The Government will be consulting on what modifications should be made to the PSC regime so it fits the specific characteristics of an LLP (for example, how will control over voting rights in an LLP be determined?). The analysis will become clearer over the coming months as the Government publishes secondary legislation and statutory guidance on the “significant control” test, which is expected to be finalised by October 2015. No drafts of that legislation or guidance have yet been published.
Treatment of foreign members
Where a “person with significant control” of a company or LLP is a foreign member, the PSC register is only intended to capture people who have the ability to control the management of that LLP (such as a general partner). The Government will be setting out the characteristics of those foreign limited partners who will NOT need to be registered as a PSC in yet to be published regulations.
The EU’s beneficial ownership register
By introducing the PSC register the UK has been leading the way on this issue, with similar moves now put in motion at EU level as part of the 4th Money Laundering Directive (4MLD).
However, in contrast with the UK PSC register which will be open to public inspection and be searchable online via Companies House from April 2016, the EU’s beneficial owner register will only have to be available to “competent authorities and financial intelligence units” without restriction. Entities which are obliged to carry out customer due diligence will also be able to access the register. Anyone else will only be able to access the register if they can demonstrate a “legitimate interest” in suspected money laundering, terrorist financing and related offences such as corruption, tax crimes and fraud (for example, an investigative journalist or NGO). These are minimum requirements: member states will be able to go further if they wish, as the UK has done with the PSC register.
A further key difference is that the UK PSC register only applies to companies and LLPs, whereas the 4MLD covers all corporate and other legal entities. As a result of the UK’s implementation of the 4MLD, the PSC register regime will be extended to Scottish LPs and other types of UK legal entities from June 2017. The Government plans to consult on this next year.

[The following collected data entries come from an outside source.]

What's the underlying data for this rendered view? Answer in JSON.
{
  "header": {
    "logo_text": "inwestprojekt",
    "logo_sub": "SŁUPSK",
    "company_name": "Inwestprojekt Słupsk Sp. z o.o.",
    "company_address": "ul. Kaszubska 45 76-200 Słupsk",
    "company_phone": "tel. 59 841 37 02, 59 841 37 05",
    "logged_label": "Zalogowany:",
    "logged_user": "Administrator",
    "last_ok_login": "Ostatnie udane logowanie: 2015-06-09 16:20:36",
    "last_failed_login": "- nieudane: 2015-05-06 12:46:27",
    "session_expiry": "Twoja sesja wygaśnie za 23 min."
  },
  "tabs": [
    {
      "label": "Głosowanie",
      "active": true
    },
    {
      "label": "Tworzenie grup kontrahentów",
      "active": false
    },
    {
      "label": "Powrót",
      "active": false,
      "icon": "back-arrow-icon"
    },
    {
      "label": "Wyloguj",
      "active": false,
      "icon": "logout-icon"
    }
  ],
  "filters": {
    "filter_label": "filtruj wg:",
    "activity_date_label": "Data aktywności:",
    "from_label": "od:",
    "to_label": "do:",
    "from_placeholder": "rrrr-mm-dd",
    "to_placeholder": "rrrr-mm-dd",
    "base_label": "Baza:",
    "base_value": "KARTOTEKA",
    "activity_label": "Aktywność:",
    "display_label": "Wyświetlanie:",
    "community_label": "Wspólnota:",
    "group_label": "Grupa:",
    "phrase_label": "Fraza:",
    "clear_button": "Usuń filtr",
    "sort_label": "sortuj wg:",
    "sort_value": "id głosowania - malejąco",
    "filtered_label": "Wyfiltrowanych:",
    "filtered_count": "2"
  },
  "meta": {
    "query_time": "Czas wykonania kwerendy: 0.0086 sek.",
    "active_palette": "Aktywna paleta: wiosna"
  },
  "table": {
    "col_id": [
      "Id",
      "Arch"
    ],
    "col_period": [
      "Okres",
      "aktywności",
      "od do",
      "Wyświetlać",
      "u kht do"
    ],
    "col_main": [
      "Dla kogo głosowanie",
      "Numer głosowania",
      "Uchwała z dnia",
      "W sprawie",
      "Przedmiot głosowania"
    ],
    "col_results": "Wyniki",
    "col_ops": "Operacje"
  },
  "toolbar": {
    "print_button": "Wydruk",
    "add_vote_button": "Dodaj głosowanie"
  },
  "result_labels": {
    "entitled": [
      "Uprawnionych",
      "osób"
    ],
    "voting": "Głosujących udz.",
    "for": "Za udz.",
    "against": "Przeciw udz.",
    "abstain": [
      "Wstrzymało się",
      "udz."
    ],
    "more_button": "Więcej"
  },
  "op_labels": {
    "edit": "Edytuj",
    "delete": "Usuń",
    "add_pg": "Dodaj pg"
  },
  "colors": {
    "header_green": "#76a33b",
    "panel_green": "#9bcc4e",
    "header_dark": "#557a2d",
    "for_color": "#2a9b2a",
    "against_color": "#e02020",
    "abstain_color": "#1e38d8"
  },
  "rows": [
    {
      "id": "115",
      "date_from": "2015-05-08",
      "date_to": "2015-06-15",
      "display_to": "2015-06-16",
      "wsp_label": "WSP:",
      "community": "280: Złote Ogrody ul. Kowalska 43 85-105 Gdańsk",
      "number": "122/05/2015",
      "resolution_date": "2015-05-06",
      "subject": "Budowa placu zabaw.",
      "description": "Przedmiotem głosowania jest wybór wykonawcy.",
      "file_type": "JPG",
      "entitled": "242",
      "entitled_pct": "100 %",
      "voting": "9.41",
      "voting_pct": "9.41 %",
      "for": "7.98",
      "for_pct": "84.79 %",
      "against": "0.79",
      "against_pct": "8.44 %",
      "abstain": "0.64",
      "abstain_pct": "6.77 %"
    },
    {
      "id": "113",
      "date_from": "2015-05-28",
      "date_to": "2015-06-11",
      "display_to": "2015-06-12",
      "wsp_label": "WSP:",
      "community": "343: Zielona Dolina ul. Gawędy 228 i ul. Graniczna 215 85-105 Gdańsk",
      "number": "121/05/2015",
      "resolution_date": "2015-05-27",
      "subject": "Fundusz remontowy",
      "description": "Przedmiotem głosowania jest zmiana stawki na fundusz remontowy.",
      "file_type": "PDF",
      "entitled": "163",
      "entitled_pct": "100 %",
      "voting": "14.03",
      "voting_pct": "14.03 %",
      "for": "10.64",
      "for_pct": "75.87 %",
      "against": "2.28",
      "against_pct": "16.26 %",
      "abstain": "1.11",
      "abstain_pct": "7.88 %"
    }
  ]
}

Implications for fund managers
So, fund managers will now need to consider the impact of this legislation on both their own and their funds’ structures where these involve either LLPs or Scottish LPs. The requirement to create and maintain a PSC register will, at the least, be an additional administrative burden and may make information publicly available which they had been happy or preferred to keep private. The Government has confirmed that individuals will only be able to apply to have their information kept off the public register when they are at serious risk of violence or intimidation. Individuals who wish to maintain their privacy will need to put measures in place in advance of the January 2016 and June 2017 implementation dates.